The virtual network abstractions offered by the platform will support a growing set of L2-L7 network services in an effort to provide everything existing workloads require from the network today. This includes (but is not limited to) layer 2 segments, security and QoS policies, routing, NAT, load balancing, traffic monitoring, statistics, etc. From these base abstractions virtual topologies of arbitrary complexity can be created, and managed programmatically with all of the operational benefits mentioned above. The diagram below shows a simplified example of a virtual topology from a production deployment.
The Road Ahead
Moving forward, VMware is going to redefine both the economic and operational paradigms in networking. We are not just fixing the problems that traditional networking has caused in the data center, but we are changing the way networks can evolve. The following are a few thoughts on that evolution.
Networking will now evolve at software speeds. Software can be upgraded without disruption to existing logical networks – as we have already done with our customers – and new networking features can be deployed non-disruptively at software release timescales.
While networking hardware continues to be important, its evolution is decoupled from the virtual networks that it supports. This has the potential to allow a greater range of hardware players and different business models.
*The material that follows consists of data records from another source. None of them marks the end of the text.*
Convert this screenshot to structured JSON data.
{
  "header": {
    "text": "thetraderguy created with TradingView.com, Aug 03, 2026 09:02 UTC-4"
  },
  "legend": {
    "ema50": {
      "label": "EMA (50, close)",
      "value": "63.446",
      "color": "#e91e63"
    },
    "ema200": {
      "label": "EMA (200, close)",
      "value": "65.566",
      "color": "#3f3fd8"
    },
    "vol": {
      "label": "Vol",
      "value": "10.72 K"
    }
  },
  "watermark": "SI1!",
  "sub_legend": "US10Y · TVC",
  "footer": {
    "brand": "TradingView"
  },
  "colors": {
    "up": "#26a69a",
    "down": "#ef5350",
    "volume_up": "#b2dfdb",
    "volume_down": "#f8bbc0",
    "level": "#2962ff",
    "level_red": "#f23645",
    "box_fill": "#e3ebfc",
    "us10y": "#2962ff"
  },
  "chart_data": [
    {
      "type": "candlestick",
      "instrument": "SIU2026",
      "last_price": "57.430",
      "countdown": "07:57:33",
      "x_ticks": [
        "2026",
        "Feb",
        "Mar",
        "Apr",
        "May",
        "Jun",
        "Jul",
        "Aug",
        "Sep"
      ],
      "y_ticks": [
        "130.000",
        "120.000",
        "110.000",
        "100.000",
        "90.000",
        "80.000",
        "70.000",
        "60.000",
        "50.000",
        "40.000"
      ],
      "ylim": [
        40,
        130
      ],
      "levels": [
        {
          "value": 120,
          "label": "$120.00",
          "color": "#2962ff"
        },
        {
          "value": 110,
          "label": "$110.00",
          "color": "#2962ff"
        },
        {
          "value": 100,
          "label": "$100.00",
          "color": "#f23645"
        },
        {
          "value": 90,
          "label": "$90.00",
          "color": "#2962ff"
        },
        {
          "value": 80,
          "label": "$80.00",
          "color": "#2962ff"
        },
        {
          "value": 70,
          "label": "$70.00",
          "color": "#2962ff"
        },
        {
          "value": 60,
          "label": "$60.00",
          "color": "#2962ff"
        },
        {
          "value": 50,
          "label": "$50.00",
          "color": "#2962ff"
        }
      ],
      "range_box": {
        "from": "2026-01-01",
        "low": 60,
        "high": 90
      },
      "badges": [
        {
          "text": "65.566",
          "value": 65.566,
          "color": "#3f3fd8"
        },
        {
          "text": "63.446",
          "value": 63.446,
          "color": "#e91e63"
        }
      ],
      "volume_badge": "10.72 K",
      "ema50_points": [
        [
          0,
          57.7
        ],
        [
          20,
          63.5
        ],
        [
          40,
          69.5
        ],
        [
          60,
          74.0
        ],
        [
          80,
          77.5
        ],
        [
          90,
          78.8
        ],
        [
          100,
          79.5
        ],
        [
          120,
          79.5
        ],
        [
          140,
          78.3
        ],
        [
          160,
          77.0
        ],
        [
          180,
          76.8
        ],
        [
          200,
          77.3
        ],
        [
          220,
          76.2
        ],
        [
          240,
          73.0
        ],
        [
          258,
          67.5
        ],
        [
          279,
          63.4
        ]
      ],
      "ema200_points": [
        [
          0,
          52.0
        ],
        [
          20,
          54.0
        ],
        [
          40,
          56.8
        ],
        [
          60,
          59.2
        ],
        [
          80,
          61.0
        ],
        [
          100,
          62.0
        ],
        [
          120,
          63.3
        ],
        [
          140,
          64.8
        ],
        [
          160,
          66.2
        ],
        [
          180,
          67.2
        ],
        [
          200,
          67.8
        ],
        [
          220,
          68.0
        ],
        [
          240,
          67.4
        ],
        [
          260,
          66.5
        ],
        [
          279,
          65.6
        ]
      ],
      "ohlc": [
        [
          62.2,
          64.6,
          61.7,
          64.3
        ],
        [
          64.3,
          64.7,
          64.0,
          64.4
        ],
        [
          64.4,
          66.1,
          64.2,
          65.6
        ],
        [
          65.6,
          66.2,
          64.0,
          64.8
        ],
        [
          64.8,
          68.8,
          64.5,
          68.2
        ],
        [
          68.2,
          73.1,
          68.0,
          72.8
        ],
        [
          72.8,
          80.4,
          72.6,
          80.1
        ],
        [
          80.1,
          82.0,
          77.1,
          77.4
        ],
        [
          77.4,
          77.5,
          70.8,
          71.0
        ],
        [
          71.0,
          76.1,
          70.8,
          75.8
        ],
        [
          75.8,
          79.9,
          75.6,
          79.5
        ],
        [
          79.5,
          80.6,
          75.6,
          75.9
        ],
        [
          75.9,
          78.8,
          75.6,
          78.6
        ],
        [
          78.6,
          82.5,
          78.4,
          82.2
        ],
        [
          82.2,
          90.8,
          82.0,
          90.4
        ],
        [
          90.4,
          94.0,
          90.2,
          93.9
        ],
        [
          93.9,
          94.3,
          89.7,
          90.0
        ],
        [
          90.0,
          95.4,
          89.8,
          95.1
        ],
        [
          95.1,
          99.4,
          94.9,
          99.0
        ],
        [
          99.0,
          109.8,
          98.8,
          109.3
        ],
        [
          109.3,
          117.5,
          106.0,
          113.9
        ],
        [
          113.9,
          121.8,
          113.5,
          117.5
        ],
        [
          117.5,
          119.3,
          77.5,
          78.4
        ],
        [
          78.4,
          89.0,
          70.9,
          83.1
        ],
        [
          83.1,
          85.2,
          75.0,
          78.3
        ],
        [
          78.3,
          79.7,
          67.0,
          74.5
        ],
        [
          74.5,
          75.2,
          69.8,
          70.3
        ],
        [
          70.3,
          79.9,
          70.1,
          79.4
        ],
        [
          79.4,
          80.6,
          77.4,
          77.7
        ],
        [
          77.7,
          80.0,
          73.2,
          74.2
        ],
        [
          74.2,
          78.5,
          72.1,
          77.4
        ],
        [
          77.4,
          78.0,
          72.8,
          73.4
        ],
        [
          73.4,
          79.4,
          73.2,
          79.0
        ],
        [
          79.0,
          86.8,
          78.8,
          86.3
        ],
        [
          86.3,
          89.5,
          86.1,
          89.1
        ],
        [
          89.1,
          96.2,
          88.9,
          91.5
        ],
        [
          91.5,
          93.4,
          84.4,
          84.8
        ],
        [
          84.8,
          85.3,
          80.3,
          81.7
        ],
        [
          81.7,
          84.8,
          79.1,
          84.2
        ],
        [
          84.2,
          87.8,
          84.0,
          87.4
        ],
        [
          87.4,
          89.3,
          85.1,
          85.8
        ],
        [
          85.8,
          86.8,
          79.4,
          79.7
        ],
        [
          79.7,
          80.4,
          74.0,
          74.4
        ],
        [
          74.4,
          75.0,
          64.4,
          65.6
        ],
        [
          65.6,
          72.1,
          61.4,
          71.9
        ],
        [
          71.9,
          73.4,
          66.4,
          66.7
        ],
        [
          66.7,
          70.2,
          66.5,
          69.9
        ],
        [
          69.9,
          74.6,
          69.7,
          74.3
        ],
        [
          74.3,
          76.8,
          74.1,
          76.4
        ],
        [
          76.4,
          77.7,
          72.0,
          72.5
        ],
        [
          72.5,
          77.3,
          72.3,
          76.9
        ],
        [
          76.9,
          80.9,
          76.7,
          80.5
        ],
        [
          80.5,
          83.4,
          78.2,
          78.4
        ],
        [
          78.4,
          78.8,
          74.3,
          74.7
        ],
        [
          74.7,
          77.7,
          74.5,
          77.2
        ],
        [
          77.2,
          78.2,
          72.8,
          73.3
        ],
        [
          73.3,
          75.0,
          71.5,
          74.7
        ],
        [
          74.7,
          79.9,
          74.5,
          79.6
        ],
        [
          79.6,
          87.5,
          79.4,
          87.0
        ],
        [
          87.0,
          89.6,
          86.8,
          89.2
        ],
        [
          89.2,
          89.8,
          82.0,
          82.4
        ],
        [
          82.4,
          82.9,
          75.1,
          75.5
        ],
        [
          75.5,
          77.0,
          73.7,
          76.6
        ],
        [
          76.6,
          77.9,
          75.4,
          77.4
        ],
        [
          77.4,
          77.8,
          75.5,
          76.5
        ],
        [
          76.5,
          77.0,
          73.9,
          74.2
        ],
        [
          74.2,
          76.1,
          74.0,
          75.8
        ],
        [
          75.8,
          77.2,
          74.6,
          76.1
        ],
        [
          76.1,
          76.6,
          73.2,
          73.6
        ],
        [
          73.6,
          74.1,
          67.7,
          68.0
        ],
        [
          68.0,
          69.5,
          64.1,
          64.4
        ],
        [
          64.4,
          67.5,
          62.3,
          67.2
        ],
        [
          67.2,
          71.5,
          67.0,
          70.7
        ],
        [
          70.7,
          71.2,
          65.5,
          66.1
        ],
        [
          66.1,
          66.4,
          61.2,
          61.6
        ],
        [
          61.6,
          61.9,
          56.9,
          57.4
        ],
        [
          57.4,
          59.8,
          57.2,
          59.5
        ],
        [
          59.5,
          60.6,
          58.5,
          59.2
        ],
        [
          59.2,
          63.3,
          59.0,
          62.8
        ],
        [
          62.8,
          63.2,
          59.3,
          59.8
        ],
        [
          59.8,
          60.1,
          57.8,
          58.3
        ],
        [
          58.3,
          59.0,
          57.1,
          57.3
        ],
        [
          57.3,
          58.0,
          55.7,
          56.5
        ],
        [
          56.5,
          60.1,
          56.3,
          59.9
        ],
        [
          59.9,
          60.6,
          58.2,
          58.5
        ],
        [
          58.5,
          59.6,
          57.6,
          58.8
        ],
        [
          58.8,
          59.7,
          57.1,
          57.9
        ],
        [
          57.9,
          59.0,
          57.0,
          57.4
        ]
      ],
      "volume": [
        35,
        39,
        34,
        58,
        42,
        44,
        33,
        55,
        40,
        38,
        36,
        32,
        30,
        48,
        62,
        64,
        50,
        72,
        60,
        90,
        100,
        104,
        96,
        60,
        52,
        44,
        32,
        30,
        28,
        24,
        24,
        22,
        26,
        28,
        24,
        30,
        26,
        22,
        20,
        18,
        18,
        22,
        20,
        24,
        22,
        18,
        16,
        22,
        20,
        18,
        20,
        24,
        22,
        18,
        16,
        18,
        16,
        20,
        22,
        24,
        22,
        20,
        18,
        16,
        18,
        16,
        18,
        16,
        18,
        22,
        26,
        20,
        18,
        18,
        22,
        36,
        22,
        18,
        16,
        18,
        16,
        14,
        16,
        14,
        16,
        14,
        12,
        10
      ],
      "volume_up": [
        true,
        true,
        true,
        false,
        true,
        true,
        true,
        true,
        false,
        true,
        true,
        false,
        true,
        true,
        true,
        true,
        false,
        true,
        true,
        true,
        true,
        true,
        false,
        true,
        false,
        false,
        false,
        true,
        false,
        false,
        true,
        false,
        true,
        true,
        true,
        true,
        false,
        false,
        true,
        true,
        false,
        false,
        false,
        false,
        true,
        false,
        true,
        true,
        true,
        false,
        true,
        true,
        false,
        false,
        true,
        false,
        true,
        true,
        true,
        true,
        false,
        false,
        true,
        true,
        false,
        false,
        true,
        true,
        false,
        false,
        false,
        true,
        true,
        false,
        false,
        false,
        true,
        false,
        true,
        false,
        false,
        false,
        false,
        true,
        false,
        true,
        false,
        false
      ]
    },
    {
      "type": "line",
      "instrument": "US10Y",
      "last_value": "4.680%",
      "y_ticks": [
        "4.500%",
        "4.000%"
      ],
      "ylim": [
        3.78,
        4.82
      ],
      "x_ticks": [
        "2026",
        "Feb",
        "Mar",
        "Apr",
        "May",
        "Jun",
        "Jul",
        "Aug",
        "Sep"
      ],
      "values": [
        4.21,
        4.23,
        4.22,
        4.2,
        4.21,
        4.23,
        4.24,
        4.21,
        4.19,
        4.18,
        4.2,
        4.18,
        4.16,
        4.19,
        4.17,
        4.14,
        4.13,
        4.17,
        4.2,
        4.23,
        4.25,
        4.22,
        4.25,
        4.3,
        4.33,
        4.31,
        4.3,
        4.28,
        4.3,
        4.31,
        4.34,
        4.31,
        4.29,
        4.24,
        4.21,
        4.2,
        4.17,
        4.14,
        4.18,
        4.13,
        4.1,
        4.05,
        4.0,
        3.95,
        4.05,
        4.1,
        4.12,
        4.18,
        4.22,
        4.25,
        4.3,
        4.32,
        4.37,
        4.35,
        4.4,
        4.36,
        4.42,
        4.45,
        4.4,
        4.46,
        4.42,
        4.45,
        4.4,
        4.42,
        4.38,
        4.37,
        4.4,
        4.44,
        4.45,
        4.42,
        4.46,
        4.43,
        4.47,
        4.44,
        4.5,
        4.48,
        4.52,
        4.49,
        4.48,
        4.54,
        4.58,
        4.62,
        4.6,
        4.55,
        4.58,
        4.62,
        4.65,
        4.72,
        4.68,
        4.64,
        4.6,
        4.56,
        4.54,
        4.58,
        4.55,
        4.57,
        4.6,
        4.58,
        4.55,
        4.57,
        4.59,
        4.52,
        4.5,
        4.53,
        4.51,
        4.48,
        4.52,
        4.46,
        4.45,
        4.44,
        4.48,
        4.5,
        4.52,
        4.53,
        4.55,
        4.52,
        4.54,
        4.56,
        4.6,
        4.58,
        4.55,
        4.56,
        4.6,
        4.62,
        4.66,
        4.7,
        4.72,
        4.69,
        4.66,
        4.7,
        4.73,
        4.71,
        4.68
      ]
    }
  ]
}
This applies to all levels of the protocol stack from switching to higher layer services.
Network virtualization will introduce new operational and security paradigms that simply aren’t conceivable today. We will move away from a model of networking that requires configuration of each individual device to be handled separately to a model where the fundamental abstraction is the virtual network, not the device, and the management of virtual networks is handled in a logically centralized way. With the edge of the virtual network being the vswitch in the hypervisor – giving access to packets as they leave or enter the guest OS – and with a global view of virtual network state, entirely new security policies become possible. For example, packets can be annotated with rich semantics extracted by the hypervisor from the VMs, allowing for in-network services to operate over semantically meaningful identifiers, such as users or applications, with a fidelity not possible from a network-only position.
So these are exciting times for networking. There have been quite a few misperceptions about network virtualization, most of which stem from viewing it as fixing one point problem in networking (e.g. VLAN limitations, hardware cost, etc.) In fact, we see it as much bigger than that – it is a shift in how networks are built, deployed, managed, operated and monitored, arising from the introduction of a powerful new abstraction, the virtual network. As with server virtualization, it’s likely to take a while before this shift is fully accepted, but the early adopters are already reaping the rewards, and we expect adoption to pick up steam in 2013.